Para especialistas e movimentos sociais, a participação de deputadas negras foi fundamental para a criação do Estatuto.

“Ter Ana Paula Siqueira, Andreia de Jesus, Leninha e Macaé Evaristo liderando esse processo é muito importante. É a prova de que a representação faz a diferença”, disse Yone Gonzaga. Ela reforçou a importância de eleger mais pessoas negras para ocupações no poder legislativo.

Nas redes sociais, Leninha comemorou.

“Minas Gerais agora tem seu próprio Estatuto da Igualdade Racial. Construído a muitas mãos. Continuamos em luta pela sua efetivação”. 

Macaé Evaristo destacou o caráter participativo do processo.

“Durante o ano passado, sete encontros em diferentes regiões do Estado contaram com participação popular, de pesquisadores e de representantes de movimentos sociais. Esse debate foi essencial para aprimorar o projeto”.

Andreia de Jesus reforçou a importância de sensibilizar a sociedade para garantir os direitos previstos nos mais de 50 artigos da lei. 

“Estamos falando de direitos à moradia, à educação, à cultura, ao empreendedorismo e à proteção de territórios vulnerabilizados. Precisamos unir forças para garantir a implementação plena do Estatuto”.

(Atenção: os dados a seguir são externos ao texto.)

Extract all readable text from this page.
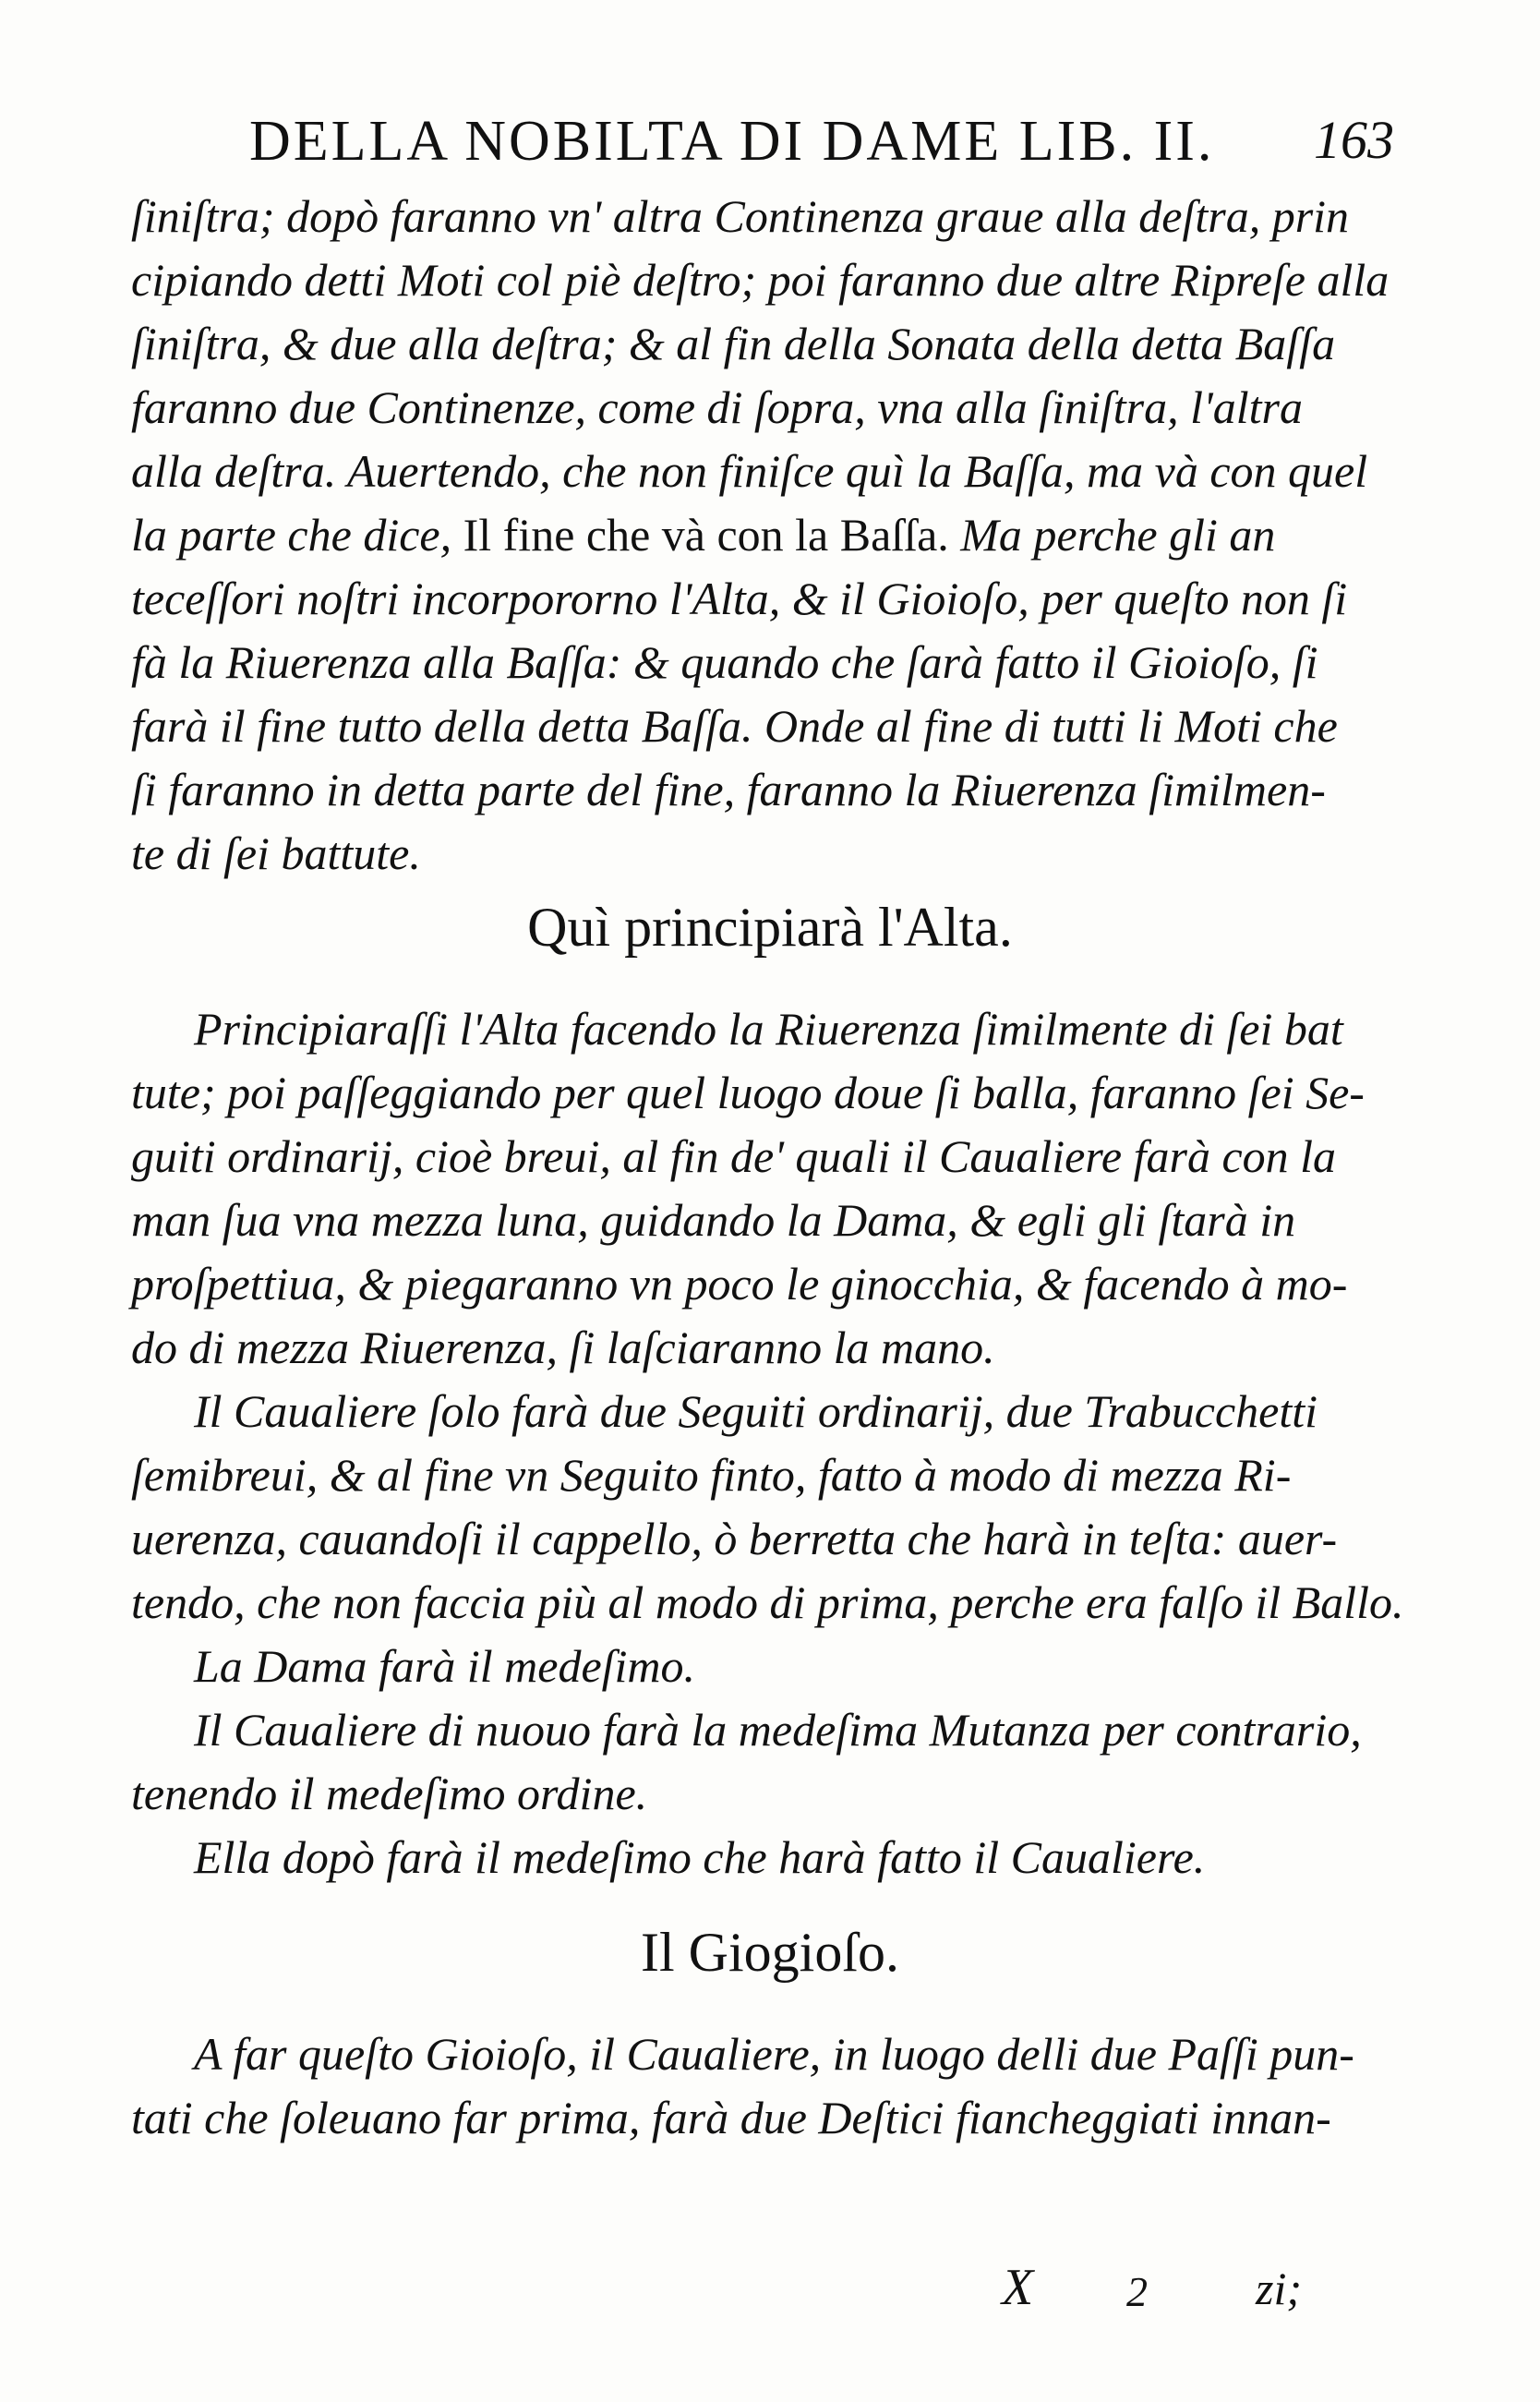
DELLA NOBILTA DI DAME LIB. II. 163
ſiniſtra; dopò faranno vn' altra Continenza graue alla deſtra, prin
cipiando detti Moti col piè deſtro; poi faranno due altre Ripreſe alla
ſiniſtra, & due alla deſtra; & al fin della Sonata della detta Baſſa
faranno due Continenze, come di ſopra, vna alla ſiniſtra, l'altra
alla deſtra. Auertendo, che non finiſce quì la Baſſa, ma và con quel
la parte che dice, Il fine che và con la Baſſa. Ma perche gli an
teceſſori noſtri incorpororno l'Alta, & il Gioioſo, per queſto non ſi
fà la Riuerenza alla Baſſa: & quando che ſarà fatto il Gioioſo, ſi
farà il fine tutto della detta Baſſa. Onde al fine di tutti li Moti che
ſi faranno in detta parte del fine, faranno la Riuerenza ſimilmen-
te di ſei battute.
Quì principiarà l'Alta.
Principiaraſſi l'Alta facendo la Riuerenza ſimilmente di ſei bat
tute; poi paſſeggiando per quel luogo doue ſi balla, faranno ſei Se-
guiti ordinarij, cioè breui, al fin de' quali il Caualiere farà con la
man ſua vna mezza luna, guidando la Dama, & egli gli ſtarà in
proſpettiua, & piegaranno vn poco le ginocchia, & facendo à mo-
do di mezza Riuerenza, ſi laſciaranno la mano.
Il Caualiere ſolo farà due Seguiti ordinarij, due Trabucchetti
ſemibreui, & al fine vn Seguito finto, fatto à modo di mezza Ri-
uerenza, cauandoſi il cappello, ò berretta che harà in teſta: auer-
tendo, che non faccia più al modo di prima, perche era falſo il Ballo.
La Dama farà il medeſimo.
Il Caualiere di nuouo farà la medeſima Mutanza per contrario,
tenendo il medeſimo ordine.
Ella dopò farà il medeſimo che harà fatto il Caualiere.
Il Giogioſo.
A far queſto Gioioſo, il Caualiere, in luogo delli due Paſſi pun-
tati che ſoleuano far prima, farà due Deſtici fiancheggiati innan-
X 2 zi;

Um marco na história mineira

O Estatuto da Igualdade Racial de Minas Gerais consolida a luta de décadas de movimentos sociais. Para as deputadas, especialistas e movimentos sociais, apesar dos desafios impostos pelos vetos, o avanço representa um marco na construção de um estado mais justo e inclusivo, reafirmando a urgência de manter o debate e fortalecer as ações afirmativas em todas as esferas.